L’immagine dell’America che esce dal voto è quella di un
Paese diviso, dove la Camera, totalmente rinnovata, ricalca la precedente nella
composizione, con una netta maggioranza repubblicana, mentre il Senato,
rinnovato per un terzo, resta sotto il controllo dei democratici, che
recuperano pure il seggio feticcio del Massachusetts occupato per oltre
trent’anni da Ted Kennedy e strappato loro dai repubblicani alla sua morte, ma
che non ottengono la maggioranza di blocco dell’ostruzionismo dell’opposizione.

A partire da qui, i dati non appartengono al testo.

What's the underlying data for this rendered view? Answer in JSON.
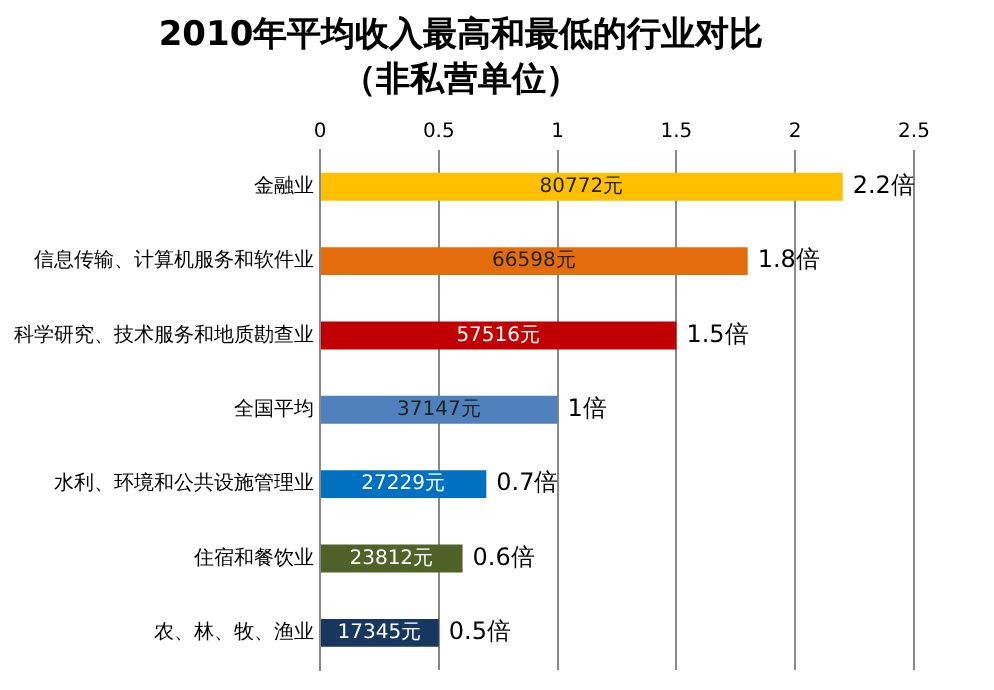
{
  "chart_data": {
    "type": "bar",
    "orientation": "horizontal",
    "title": "2010年平均收入最高和最低的行业对比",
    "subtitle": "（非私营单位）",
    "categories": [
      "金融业",
      "信息传输、计算机服务和软件业",
      "科学研究、技术服务和地质勘查业",
      "全国平均",
      "水利、环境和公共设施管理业",
      "住宿和餐饮业",
      "农、林、牧、渔业"
    ],
    "values": [
      2.2,
      1.8,
      1.5,
      1,
      0.7,
      0.6,
      0.5
    ],
    "colors": [
      "#ffc000",
      "#e46c0a",
      "#c00000",
      "#4f81bd",
      "#0070c0",
      "#4f6228",
      "#17375e"
    ],
    "value_labels": [
      "2.2倍",
      "1.8倍",
      "1.5倍",
      "1倍",
      "0.7倍",
      "0.6倍",
      "0.5倍"
    ],
    "annotations": [
      "80772元",
      "66598元",
      "57516元",
      "37147元",
      "27229元",
      "23812元",
      "17345元"
    ],
    "xlim": [
      0,
      2.5
    ],
    "xticks": [
      0,
      0.5,
      1,
      1.5,
      2,
      2.5
    ],
    "grid": "x",
    "legend": false
  }
}
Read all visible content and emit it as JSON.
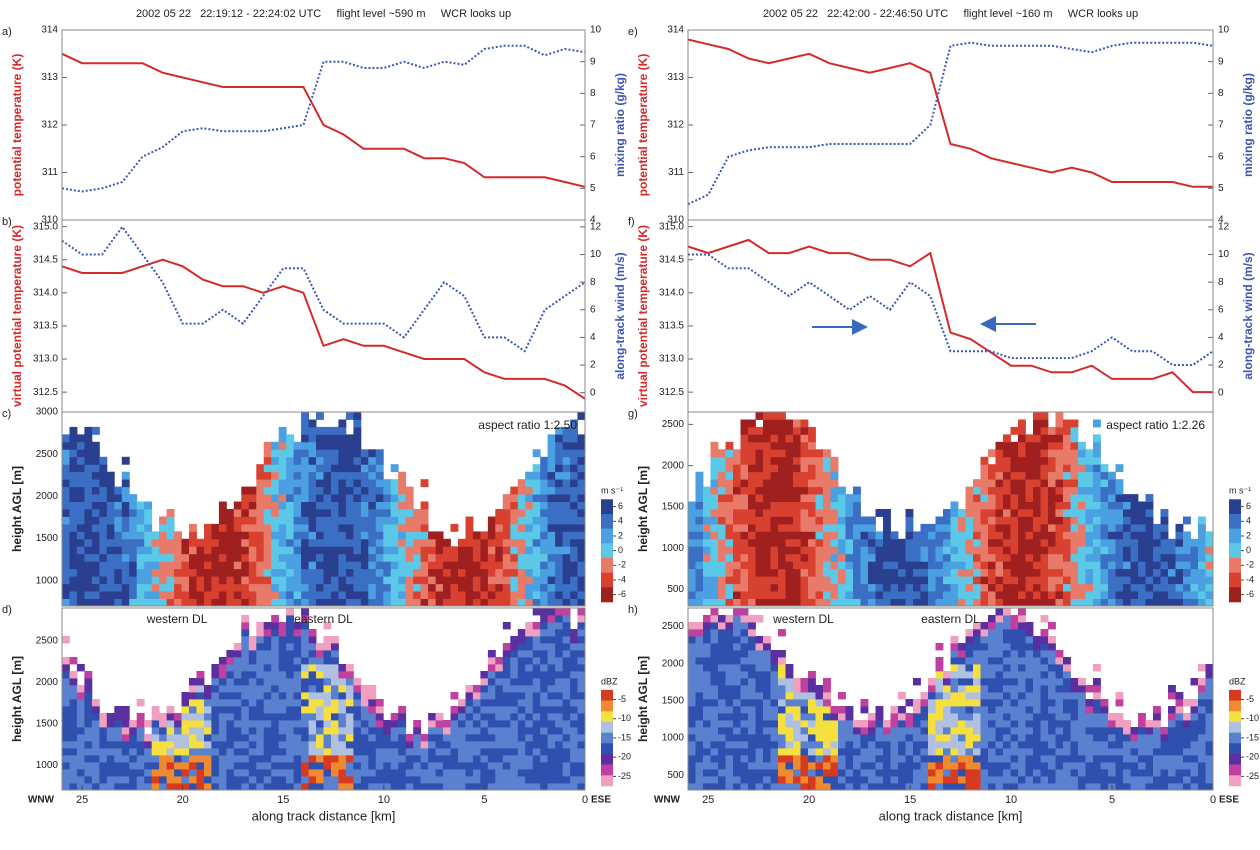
{
  "chart_data": [
    {
      "type": "line",
      "label": "a)",
      "title": "2002 05 22   22:19:12 - 22:24:02 UTC     flight level ~590 m     WCR looks up",
      "ylabel": "potential temperature (K)",
      "y2label": "mixing ratio (g/kg)",
      "x": [
        26,
        25,
        24,
        23,
        22,
        21,
        20,
        19,
        18,
        17,
        16,
        15,
        14,
        13,
        12,
        11,
        10,
        9,
        8,
        7,
        6,
        5,
        4,
        3,
        2,
        1,
        0
      ],
      "xlim": [
        26,
        0
      ],
      "ylim": [
        310,
        314
      ],
      "yticks": [
        310,
        311,
        312,
        313,
        314
      ],
      "y2lim": [
        4,
        10
      ],
      "y2ticks": [
        4,
        5,
        6,
        7,
        8,
        9,
        10
      ],
      "series": [
        {
          "name": "potential temperature",
          "color": "#d42a2a",
          "axis": "y",
          "values": [
            313.5,
            313.3,
            313.3,
            313.3,
            313.3,
            313.1,
            313.0,
            312.9,
            312.8,
            312.8,
            312.8,
            312.8,
            312.8,
            312.0,
            311.8,
            311.5,
            311.5,
            311.5,
            311.3,
            311.3,
            311.2,
            310.9,
            310.9,
            310.9,
            310.9,
            310.8,
            310.7
          ]
        },
        {
          "name": "mixing ratio",
          "color": "#3b55b5",
          "axis": "y2",
          "dashed": true,
          "values": [
            5.0,
            4.9,
            5.0,
            5.2,
            6.0,
            6.3,
            6.8,
            6.9,
            6.8,
            6.8,
            6.8,
            6.9,
            7.0,
            9.0,
            9.0,
            8.8,
            8.8,
            9.0,
            8.8,
            9.0,
            8.9,
            9.4,
            9.5,
            9.5,
            9.2,
            9.4,
            9.3
          ]
        }
      ]
    },
    {
      "type": "line",
      "label": "b)",
      "ylabel": "virtual potential temperature (K)",
      "y2label": "along-track wind (m/s)",
      "x": [
        26,
        25,
        24,
        23,
        22,
        21,
        20,
        19,
        18,
        17,
        16,
        15,
        14,
        13,
        12,
        11,
        10,
        9,
        8,
        7,
        6,
        5,
        4,
        3,
        2,
        1,
        0
      ],
      "xlim": [
        26,
        0
      ],
      "ylim": [
        312.2,
        315.1
      ],
      "yticks": [
        312.5,
        {
          "value": 313,
          "label": "313.0"
        },
        313.5,
        {
          "value": 314,
          "label": "314.0"
        },
        314.5,
        {
          "value": 315,
          "label": "315.0"
        }
      ],
      "y2lim": [
        -1.4,
        12.5
      ],
      "y2ticks": [
        0,
        2,
        4,
        6,
        8,
        10,
        12
      ],
      "series": [
        {
          "name": "virtual potential temperature",
          "color": "#d42a2a",
          "axis": "y",
          "values": [
            314.4,
            314.3,
            314.3,
            314.3,
            314.4,
            314.5,
            314.4,
            314.2,
            314.1,
            314.1,
            314.0,
            314.1,
            314.0,
            313.2,
            313.3,
            313.2,
            313.2,
            313.1,
            313.0,
            313.0,
            313.0,
            312.8,
            312.7,
            312.7,
            312.7,
            312.6,
            312.4
          ]
        },
        {
          "name": "along-track wind",
          "color": "#3b55b5",
          "axis": "y2",
          "dashed": true,
          "values": [
            11,
            10,
            10,
            12,
            10,
            8,
            5,
            5,
            6,
            5,
            7,
            9,
            9,
            6,
            5,
            5,
            5,
            4,
            6,
            8,
            7,
            4,
            4,
            3,
            6,
            7,
            8
          ]
        }
      ]
    },
    {
      "type": "radar",
      "label": "c)",
      "ylabel": "height AGL [m]",
      "xlim": [
        26,
        0
      ],
      "ylim": [
        700,
        3000
      ],
      "yticks": [
        1000,
        1500,
        2000,
        2500,
        3000
      ],
      "annotations": [
        "aspect ratio 1:2.50"
      ],
      "colorbar": {
        "label": "m s⁻¹",
        "ticks": [
          6,
          4,
          2,
          0,
          -2,
          -4,
          -6
        ],
        "colors": [
          "#2a3f8f",
          "#3a6fc4",
          "#4aa0e0",
          "#5bc8e8",
          "#e87a6a",
          "#d84030",
          "#a02020"
        ]
      }
    },
    {
      "type": "radar",
      "label": "d)",
      "ylabel": "height AGL [m]",
      "xlabel": "along track distance [km]",
      "xlim": [
        26,
        0
      ],
      "xticks": [
        25,
        20,
        15,
        10,
        5,
        0
      ],
      "ylim": [
        700,
        2900
      ],
      "yticks": [
        1000,
        1500,
        2000,
        2500
      ],
      "annotations": [
        "western DL",
        "eastern DL"
      ],
      "direction_labels": [
        "WNW",
        "ESE"
      ],
      "colorbar": {
        "label": "dBZ",
        "ticks": [
          -5,
          -10,
          -15,
          -20,
          -25
        ],
        "colors": [
          "#d83a20",
          "#f08a30",
          "#f5e040",
          "#b0c0e0",
          "#5a80d0",
          "#3050b0",
          "#5a30a0",
          "#c040a0",
          "#f0a0c0"
        ]
      }
    },
    {
      "type": "line",
      "label": "e)",
      "title": "2002 05 22   22:42:00 - 22:46:50 UTC     flight level ~160 m     WCR looks up",
      "ylabel": "potential temperature (K)",
      "y2label": "mixing ratio (g/kg)",
      "x": [
        26,
        25,
        24,
        23,
        22,
        21,
        20,
        19,
        18,
        17,
        16,
        15,
        14,
        13,
        12,
        11,
        10,
        9,
        8,
        7,
        6,
        5,
        4,
        3,
        2,
        1,
        0
      ],
      "xlim": [
        26,
        0
      ],
      "ylim": [
        310,
        314
      ],
      "yticks": [
        310,
        311,
        312,
        313,
        314
      ],
      "y2lim": [
        4,
        10
      ],
      "y2ticks": [
        4,
        5,
        6,
        7,
        8,
        9,
        10
      ],
      "series": [
        {
          "name": "potential temperature",
          "color": "#d42a2a",
          "axis": "y",
          "values": [
            313.8,
            313.7,
            313.6,
            313.4,
            313.3,
            313.4,
            313.5,
            313.3,
            313.2,
            313.1,
            313.2,
            313.3,
            313.1,
            311.6,
            311.5,
            311.3,
            311.2,
            311.1,
            311.0,
            311.1,
            311.0,
            310.8,
            310.8,
            310.8,
            310.8,
            310.7,
            310.7
          ]
        },
        {
          "name": "mixing ratio",
          "color": "#3b55b5",
          "axis": "y2",
          "dashed": true,
          "values": [
            4.5,
            4.8,
            6.0,
            6.2,
            6.3,
            6.3,
            6.3,
            6.4,
            6.4,
            6.4,
            6.4,
            6.4,
            7.0,
            9.5,
            9.6,
            9.5,
            9.5,
            9.5,
            9.5,
            9.4,
            9.3,
            9.5,
            9.6,
            9.6,
            9.6,
            9.6,
            9.5
          ]
        }
      ]
    },
    {
      "type": "line",
      "label": "f)",
      "ylabel": "virtual potential temperature (K)",
      "y2label": "along-track wind (m/s)",
      "x": [
        26,
        25,
        24,
        23,
        22,
        21,
        20,
        19,
        18,
        17,
        16,
        15,
        14,
        13,
        12,
        11,
        10,
        9,
        8,
        7,
        6,
        5,
        4,
        3,
        2,
        1,
        0
      ],
      "xlim": [
        26,
        0
      ],
      "ylim": [
        312.2,
        315.1
      ],
      "yticks": [
        312.5,
        {
          "value": 313,
          "label": "313.0"
        },
        313.5,
        {
          "value": 314,
          "label": "314.0"
        },
        314.5,
        {
          "value": 315,
          "label": "315.0"
        }
      ],
      "y2lim": [
        -1.4,
        12.5
      ],
      "y2ticks": [
        0,
        2,
        4,
        6,
        8,
        10,
        12
      ],
      "series": [
        {
          "name": "virtual potential temperature",
          "color": "#d42a2a",
          "axis": "y",
          "values": [
            314.7,
            314.6,
            314.7,
            314.8,
            314.6,
            314.6,
            314.7,
            314.6,
            314.6,
            314.5,
            314.5,
            314.4,
            314.6,
            313.4,
            313.3,
            313.1,
            312.9,
            312.9,
            312.8,
            312.8,
            312.9,
            312.7,
            312.7,
            312.7,
            312.8,
            312.5,
            312.5
          ]
        },
        {
          "name": "along-track wind",
          "color": "#3b55b5",
          "axis": "y2",
          "dashed": true,
          "values": [
            10,
            10,
            9,
            9,
            8,
            7,
            8,
            7,
            6,
            7,
            6,
            8,
            7,
            3,
            3,
            3,
            2.5,
            2.5,
            2.5,
            2.5,
            3,
            4,
            3,
            3,
            2,
            2,
            3
          ]
        }
      ]
    },
    {
      "type": "radar",
      "label": "g)",
      "ylabel": "height AGL [m]",
      "xlim": [
        26,
        0
      ],
      "ylim": [
        300,
        2650
      ],
      "yticks": [
        500,
        1000,
        1500,
        2000,
        2500
      ],
      "annotations": [
        "aspect ratio 1:2.26"
      ],
      "colorbar": {
        "label": "m s⁻¹",
        "ticks": [
          6,
          4,
          2,
          0,
          -2,
          -4,
          -6
        ],
        "colors": [
          "#2a3f8f",
          "#3a6fc4",
          "#4aa0e0",
          "#5bc8e8",
          "#e87a6a",
          "#d84030",
          "#a02020"
        ]
      }
    },
    {
      "type": "radar",
      "label": "h)",
      "ylabel": "height AGL [m]",
      "xlabel": "along track distance [km]",
      "xlim": [
        26,
        0
      ],
      "xticks": [
        25,
        20,
        15,
        10,
        5,
        0
      ],
      "ylim": [
        300,
        2750
      ],
      "yticks": [
        500,
        1000,
        1500,
        2000,
        2500
      ],
      "annotations": [
        "western DL",
        "eastern DL"
      ],
      "direction_labels": [
        "WNW",
        "ESE"
      ],
      "colorbar": {
        "label": "dBZ",
        "ticks": [
          -5,
          -10,
          -15,
          -20,
          -25
        ],
        "colors": [
          "#d83a20",
          "#f08a30",
          "#f5e040",
          "#b0c0e0",
          "#5a80d0",
          "#3050b0",
          "#5a30a0",
          "#c040a0",
          "#f0a0c0"
        ]
      }
    }
  ]
}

Anche i risultati di alcuni degli oltre 170 referendum
locali danno l’immagine d’un’America a tratti schizofrenica tra diritto alla
vita e pena di morte, difesa dei valori tradizionali e lassismo. Così, la
democraticissima California decide di mantenere la pena di morte e la Florida
incerta avalla il finanziamento pubblico per l’aborto, mentre Stato di
Washington e Colorado legalizzano il consumo di marijuana e New Hampshire e
Maine legalizzano le coppie omosessuali.